PHA-Exchange> R: Guinea Bissau in HIV and war

sunil.deepak at aifo.it sunil.deepak at aifo.it
Tue Aug 24 01:00:32 PDT 2004


Dear Satya,

The bit about Guinea Bissau in your article interests me - could you please
elaborate on it? Does the research done by the Belgian researcher say that
HIV spread in GBissau in 60s during the independence war or is it a typo? 

GBissau got independence in 1975 and since 1978, my organization
(AIFO/Italy) has been working with national authorities in G BIssau, first
with setting up of health system and then with national leprosy-TB
programme. During my visits there over last fifteen years, I think that HIV
arrived there in late eighties or early nineties. I vaguely remember a
research study involving sexual workers in Bissau around 1996, that had
found about 20% of HIV positive sexual workers.

They did have a bad civil war between 1998 to 2001, the effects of which are
still there. Does the Belgian research deals with this second period?

BTW, Guinea Bissau, a small country with around 2 million population, had
the famous Paulo Friere living there and helping the government to set up a
new education system after independence (around 1977-79). He even wrote some
books about this experience. Even if theories of Pauolo Friere are very
inspiring, I have always wondered about the lack of any medium or long term
success of his work in changing the destiny of this tiny nation that is
among the last in human development index today! Wonder if anyone in PHM
knows more about it.

Sunil

Director Medical Support Department
AIFO/Italy

-----Messaggio originale-----
Da: Satya [mailto:satyasagar at yahoo.com] 
Inviato: lunedì 23 agosto 2004 12.33
A: pha-exchange at kabissa.org
Oggetto: PHA-Exchange> HIV and War

HIV, War & Sexuality
Satya Sagar

<snip>
At the very outset one can look at the role war and
conflict have historically played in the spread of
HIV/AIDS, particularly on the African continent. 

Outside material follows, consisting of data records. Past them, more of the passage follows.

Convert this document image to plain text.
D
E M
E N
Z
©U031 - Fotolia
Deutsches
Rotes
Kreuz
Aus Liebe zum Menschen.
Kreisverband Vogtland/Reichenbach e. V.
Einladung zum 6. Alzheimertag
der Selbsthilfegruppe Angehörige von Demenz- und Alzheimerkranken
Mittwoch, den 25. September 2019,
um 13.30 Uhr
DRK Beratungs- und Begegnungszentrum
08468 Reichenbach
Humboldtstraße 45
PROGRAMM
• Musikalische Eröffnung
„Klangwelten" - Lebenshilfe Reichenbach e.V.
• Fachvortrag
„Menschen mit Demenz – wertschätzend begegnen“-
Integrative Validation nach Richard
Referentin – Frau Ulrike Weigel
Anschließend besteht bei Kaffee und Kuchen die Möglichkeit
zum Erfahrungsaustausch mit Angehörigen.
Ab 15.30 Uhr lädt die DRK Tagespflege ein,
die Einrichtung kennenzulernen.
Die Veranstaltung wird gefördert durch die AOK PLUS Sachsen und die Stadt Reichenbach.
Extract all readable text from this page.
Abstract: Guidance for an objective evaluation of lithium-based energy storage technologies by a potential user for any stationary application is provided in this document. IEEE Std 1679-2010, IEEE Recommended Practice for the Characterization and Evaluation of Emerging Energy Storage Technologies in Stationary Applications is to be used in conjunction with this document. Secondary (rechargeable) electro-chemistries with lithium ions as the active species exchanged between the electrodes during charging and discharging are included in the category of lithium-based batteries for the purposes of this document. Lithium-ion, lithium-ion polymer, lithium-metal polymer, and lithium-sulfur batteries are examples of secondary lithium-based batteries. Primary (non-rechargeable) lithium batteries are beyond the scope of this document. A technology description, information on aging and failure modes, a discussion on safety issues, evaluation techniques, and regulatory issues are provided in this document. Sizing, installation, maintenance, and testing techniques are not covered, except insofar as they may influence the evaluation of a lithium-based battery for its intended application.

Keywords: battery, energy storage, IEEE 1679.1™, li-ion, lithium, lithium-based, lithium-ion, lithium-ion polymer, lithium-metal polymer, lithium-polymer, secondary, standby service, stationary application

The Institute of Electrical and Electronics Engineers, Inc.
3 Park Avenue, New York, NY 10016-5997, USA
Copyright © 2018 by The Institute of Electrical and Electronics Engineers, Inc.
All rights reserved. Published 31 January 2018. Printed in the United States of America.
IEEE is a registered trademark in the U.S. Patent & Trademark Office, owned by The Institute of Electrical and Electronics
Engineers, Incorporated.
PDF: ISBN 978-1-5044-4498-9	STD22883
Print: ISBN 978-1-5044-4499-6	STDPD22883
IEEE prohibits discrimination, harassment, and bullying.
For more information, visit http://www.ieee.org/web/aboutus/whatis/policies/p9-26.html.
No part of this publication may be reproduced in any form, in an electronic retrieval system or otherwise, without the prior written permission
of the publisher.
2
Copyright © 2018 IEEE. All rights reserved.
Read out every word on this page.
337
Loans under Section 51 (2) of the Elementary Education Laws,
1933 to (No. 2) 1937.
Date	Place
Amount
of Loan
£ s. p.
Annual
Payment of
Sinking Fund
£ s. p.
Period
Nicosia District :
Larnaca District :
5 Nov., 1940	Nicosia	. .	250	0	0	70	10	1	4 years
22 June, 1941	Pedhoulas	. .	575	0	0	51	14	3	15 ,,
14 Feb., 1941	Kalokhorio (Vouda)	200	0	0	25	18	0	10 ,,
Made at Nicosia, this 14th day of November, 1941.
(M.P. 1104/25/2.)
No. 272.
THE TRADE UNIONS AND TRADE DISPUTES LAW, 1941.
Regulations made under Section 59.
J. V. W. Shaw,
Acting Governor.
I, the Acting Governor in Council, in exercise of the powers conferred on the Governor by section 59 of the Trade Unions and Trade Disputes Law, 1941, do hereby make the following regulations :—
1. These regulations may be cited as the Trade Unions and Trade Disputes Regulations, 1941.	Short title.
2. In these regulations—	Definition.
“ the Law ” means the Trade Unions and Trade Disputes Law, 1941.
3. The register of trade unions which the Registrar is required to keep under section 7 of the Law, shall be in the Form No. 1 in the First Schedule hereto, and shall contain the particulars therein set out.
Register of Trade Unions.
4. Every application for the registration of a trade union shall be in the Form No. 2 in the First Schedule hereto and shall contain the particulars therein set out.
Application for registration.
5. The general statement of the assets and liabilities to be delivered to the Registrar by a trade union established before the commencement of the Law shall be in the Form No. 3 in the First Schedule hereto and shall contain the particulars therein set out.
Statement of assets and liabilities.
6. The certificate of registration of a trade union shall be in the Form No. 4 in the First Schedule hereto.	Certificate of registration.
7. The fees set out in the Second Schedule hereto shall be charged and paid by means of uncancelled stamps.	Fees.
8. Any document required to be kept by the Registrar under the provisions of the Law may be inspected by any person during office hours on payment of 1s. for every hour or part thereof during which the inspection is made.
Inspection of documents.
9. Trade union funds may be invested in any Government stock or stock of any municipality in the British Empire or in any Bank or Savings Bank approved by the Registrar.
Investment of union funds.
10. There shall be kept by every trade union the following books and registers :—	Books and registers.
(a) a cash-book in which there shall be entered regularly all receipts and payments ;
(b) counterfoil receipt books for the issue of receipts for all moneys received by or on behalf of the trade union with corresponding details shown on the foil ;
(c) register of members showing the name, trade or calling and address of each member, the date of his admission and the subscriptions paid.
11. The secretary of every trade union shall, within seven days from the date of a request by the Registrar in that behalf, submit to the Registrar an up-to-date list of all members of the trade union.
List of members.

Last year in a study of the HIV epidemic in
Guinea-Bissau , the putative epicenter of the
disease-a team of Belgium researchers concluded that
it remained a low-level infection for many years,
spreading widely only in the 1960s - a period which
coincided with the country's war to gain independence
from Portugal. 

According to their analysis a number of factors
prevalent in wartime - such as mass immunizations with
unsterilised needles - could have helped the virus
spread rapidly. One can safely add that the breakdown
of healthcare systems, the forced migration of
populations, the breakdown of community support
structures during times of conflict are clearly other
reasons for the spread of HIV. 

What holds for Guinea-Bissau is also true for much of
sub-Saharan Africa, which currently has the highest
prevalence of HIV in the world (70 percent of 42
million global cases), thanks to decades of poverty-
both caused by and also the cause of conflict.